I run a CentOS 5.7 64 machine with 24gb ram and running kernel 2.6.18-274.12.1.el5.
This machine runs only Nginx, php-fpm and Xcache as extra applications.
Since about 3 weeks my memory behavior on this machine has changed and I cannot explain why. There are no crons running which flush anything like this. There are also no large numbers of files being deleted/changed during these drops.
The 'cached' memory gets dropped about every few hours, but it's never a set gap between flushes, this indicates to me that some bottleneck gets reached instead. It also always seems to be when total memory usages gets to about 18GB, but again, not always exactly 18GB.
This is a graph of my memory usage:
As you can see in the graph the 'buffers' always stay more or less the same, it is mainly the 'cache' that gets dropped.
Running vmstat -m
I have outputted the memory usage just before and just after a memory drop. The output is here: http://pastebin.com/diff.php?i=hJqZqztm 'old version' being before, 'new version' being after a drop.

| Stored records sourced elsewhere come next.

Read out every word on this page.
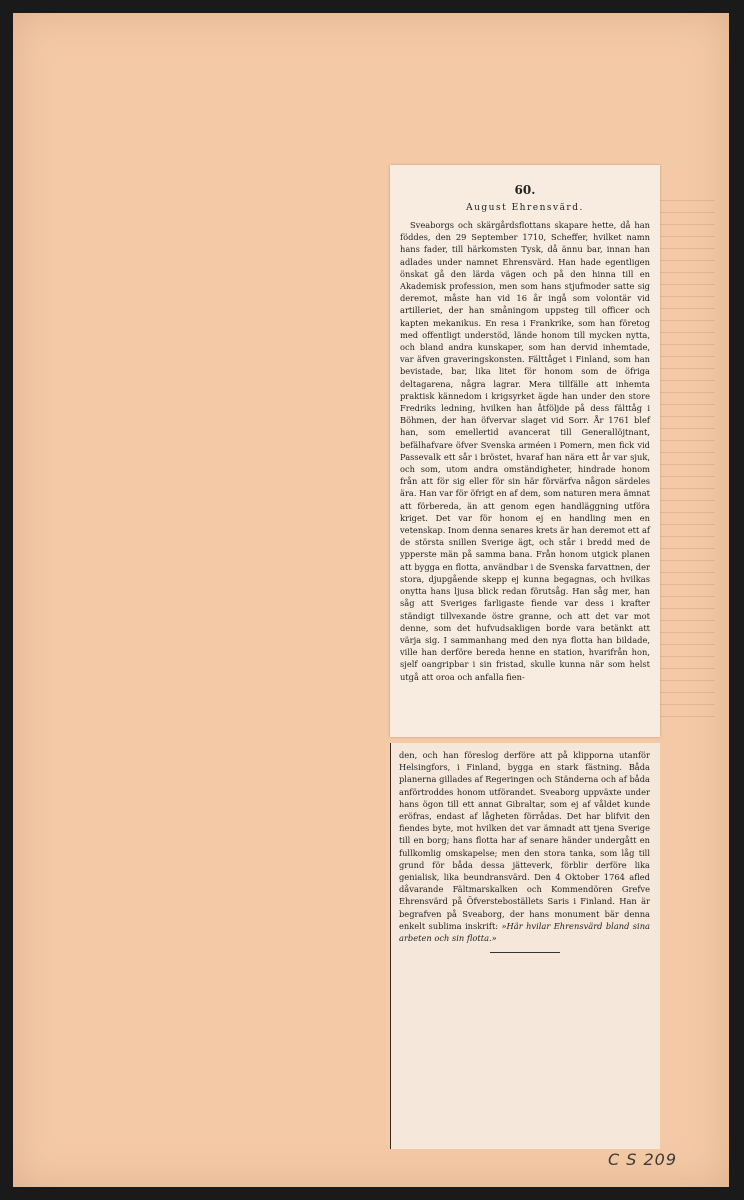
60.
August Ehrensvärd.
Sveaborgs och skärgårdsflottans skapare hette, då han föddes, den 29 September 1710, Scheffer, hvilket namn hans fader, till härkomsten Tysk, då ännu bar, innan han adlades under namnet Ehrensvärd. Han hade egentligen önskat gå den lärda vägen och på den hinna till en Akademisk profession, men som hans stjufmoder satte sig deremot, måste han vid 16 år ingå som volontär vid artilleriet, der han småningom uppsteg till officer och kapten mekanikus. En resa i Frankrike, som han företog med offentligt understöd, lände honom till mycken nytta, och bland andra kunskaper, som han dervid inhemtade, var äfven graveringskonsten. Fälttåget i Finland, som han bevistade, bar, lika litet för honom som de öfriga deltagarena, några lagrar. Mera tillfälle att inhemta praktisk kännedom i krigsyrket ägde han under den store Fredriks ledning, hvilken han åtföljde på dess fälttåg i Böhmen, der han öfvervar slaget vid Sorr. År 1761 blef han, som emellertid avancerat till Generallöjtnant, befälhafvare öfver Svenska arméen i Pomern, men fick vid Passevalk ett sår i bröstet, hvaraf han nära ett år var sjuk, och som, utom andra omständigheter, hindrade honom från att för sig eller för sin här förvärfva någon särdeles ära. Han var för öfrigt en af dem, som naturen mera ämnat att förbereda, än att genom egen handläggning utföra kriget. Det var för honom ej en handling men en vetenskap. Inom denna senares krets är han deremot ett af de största snillen Sverige ägt, och står i bredd med de ypperste män på samma bana. Från honom utgick planen att bygga en flotta, användbar i de Svenska farvattnen, der stora, djupgående skepp ej kunna begagnas, och hvilkas onytta hans ljusa blick redan förutsåg. Han såg mer, han såg att Sveriges farligaste fiende var dess i krafter ständigt tillvexande östre granne, och att det var mot denne, som det hufvudsakligen borde vara betänkt att värja sig. I sammanhang med den nya flotta han bildade, ville han derföre bereda henne en station, hvarifrån hon, sjelf oangripbar i sin fristad, skulle kunna när som helst utgå att oroa och anfalla fien-
den, och han föreslog derföre att på klipporna utanför Helsingfors, i Finland, bygga en stark fästning. Båda planerna gillades af Regeringen och Ständerna och af båda anförtroddes honom utförandet. Sveaborg uppväxte under hans ögon till ett annat Gibraltar, som ej af våldet kunde eröfras, endast af lågheten förrådas. Det har blifvit den fiendes byte, mot hvilken det var ämnadt att tjena Sverige till en borg; hans flotta har af senare händer undergått en fullkomlig omskapelse; men den stora tanka, som låg till grund för båda dessa jätteverk, förblir derföre lika genialisk, lika beundransvärd. Den 4 Oktober 1764 afled dåvarande Fältmarskalken och Kommendören Grefve Ehrensvärd på Öfversteboställets Saris i Finland. Han är begrafven på Sveaborg, der hans monument bär denna enkelt sublima inskrift: »Här hvilar Ehrensvärd bland sina arbeten och sin flotta.»
C S 209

About 3 weeks ago my server crashed during a heavy DDOS attack, after I rebooted the machine this odd behavior started. I have checked a bunch of logs, restarted the machine again, and cannot find any indication what changed.
During these 'cache' memory drops, my iNode usage drops at the same time.
Does anyone have any idea what might be causing this behavior? Clearly my RAM isn't full, so I am curious why this could be happening.
What does a jagged committed memory graph mean?
Sockets create inodes when a connection is accept()-ed, so the inode behaviour could be from a massive burst of connections being opened or closed, respectively. This could happen when (as in the linked question) logrotate kills a bunch of FastCGI processes. Not sure if this would apply to php-fpm.
Just a wild theory, and it doesn't really explain why the cache is cleared at the same time. Still, could be worth a look?